5) “follow-up consultations offered by three of the companies provided only general information and not the expert advice the companies promised to provide”

This criticism does not apply to 23andMe because we do not have in-house genetic counselors.   We therefore can’t comment on the quality of the information provided by the “experts” the GAO had consultations with.

23andMe has always felt strongly that customers with questions about their data should consult with independent health care professionals so as to receive unbiased advice.   We provide a list of resources in every report directing customers to the National Association of Genetic Counselors, which maintains a website that can help people find local health professionals trained in genetics.

23andMe is also collaborating with Informed Medical Decisions, Inc., to give customers direct access to board-certified genetic counselors that have been specifically trained to guide them through their 23andMe results.   By design these counselors are independent of 23andMe, giving customers the opportunity to get unbiased information from a trained medical professional.

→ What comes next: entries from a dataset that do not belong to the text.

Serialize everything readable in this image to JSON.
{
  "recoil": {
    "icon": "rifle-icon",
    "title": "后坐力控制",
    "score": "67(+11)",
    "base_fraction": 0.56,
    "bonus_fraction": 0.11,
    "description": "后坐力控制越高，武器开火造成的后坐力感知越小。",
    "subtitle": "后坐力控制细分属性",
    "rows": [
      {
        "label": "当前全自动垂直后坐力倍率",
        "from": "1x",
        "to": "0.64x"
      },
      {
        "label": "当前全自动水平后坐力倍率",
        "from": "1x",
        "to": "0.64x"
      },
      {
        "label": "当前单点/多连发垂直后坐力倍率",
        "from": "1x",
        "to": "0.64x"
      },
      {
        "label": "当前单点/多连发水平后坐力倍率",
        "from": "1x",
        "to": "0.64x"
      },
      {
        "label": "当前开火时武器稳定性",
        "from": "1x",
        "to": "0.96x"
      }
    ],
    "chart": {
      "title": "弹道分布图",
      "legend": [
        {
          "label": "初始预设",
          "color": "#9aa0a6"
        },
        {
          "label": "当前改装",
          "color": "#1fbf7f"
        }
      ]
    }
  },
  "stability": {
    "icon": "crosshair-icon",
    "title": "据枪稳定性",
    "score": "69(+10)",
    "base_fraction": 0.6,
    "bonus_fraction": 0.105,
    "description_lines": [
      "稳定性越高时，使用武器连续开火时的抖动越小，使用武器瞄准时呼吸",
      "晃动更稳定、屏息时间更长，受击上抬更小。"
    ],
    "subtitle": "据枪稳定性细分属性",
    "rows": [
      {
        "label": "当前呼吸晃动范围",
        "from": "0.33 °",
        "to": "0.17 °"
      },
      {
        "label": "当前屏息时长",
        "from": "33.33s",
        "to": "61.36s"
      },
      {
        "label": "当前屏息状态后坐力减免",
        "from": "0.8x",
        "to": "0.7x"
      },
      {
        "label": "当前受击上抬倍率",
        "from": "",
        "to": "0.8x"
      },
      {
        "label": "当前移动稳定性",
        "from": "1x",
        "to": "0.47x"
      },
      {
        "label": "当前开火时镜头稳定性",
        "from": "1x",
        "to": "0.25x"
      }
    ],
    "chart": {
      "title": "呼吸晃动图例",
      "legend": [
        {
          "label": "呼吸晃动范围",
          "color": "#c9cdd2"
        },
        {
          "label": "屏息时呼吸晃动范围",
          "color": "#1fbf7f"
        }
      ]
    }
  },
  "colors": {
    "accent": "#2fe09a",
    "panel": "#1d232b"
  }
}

In conclusion, 23andMe is extremely disappointed that we did not have the opportunity to address all of these concerns at the Congressional hearing, or sooner, due to our lack of access to the report.   These are serious issues that deserve serious and thoughtful discussion.   Standards are needed in the genetic testing industry.   We have been working towards these since the inception of our company, and we were pleased to hear FDA say that they are interested in developing a new type of regulatory framework that can deal with the many special aspects of direct-to-consumer genetic testing while still providing consumers with the protections they need and deserve.   23andMe is meeting with the FDA today and looks forward to fruitful discussion.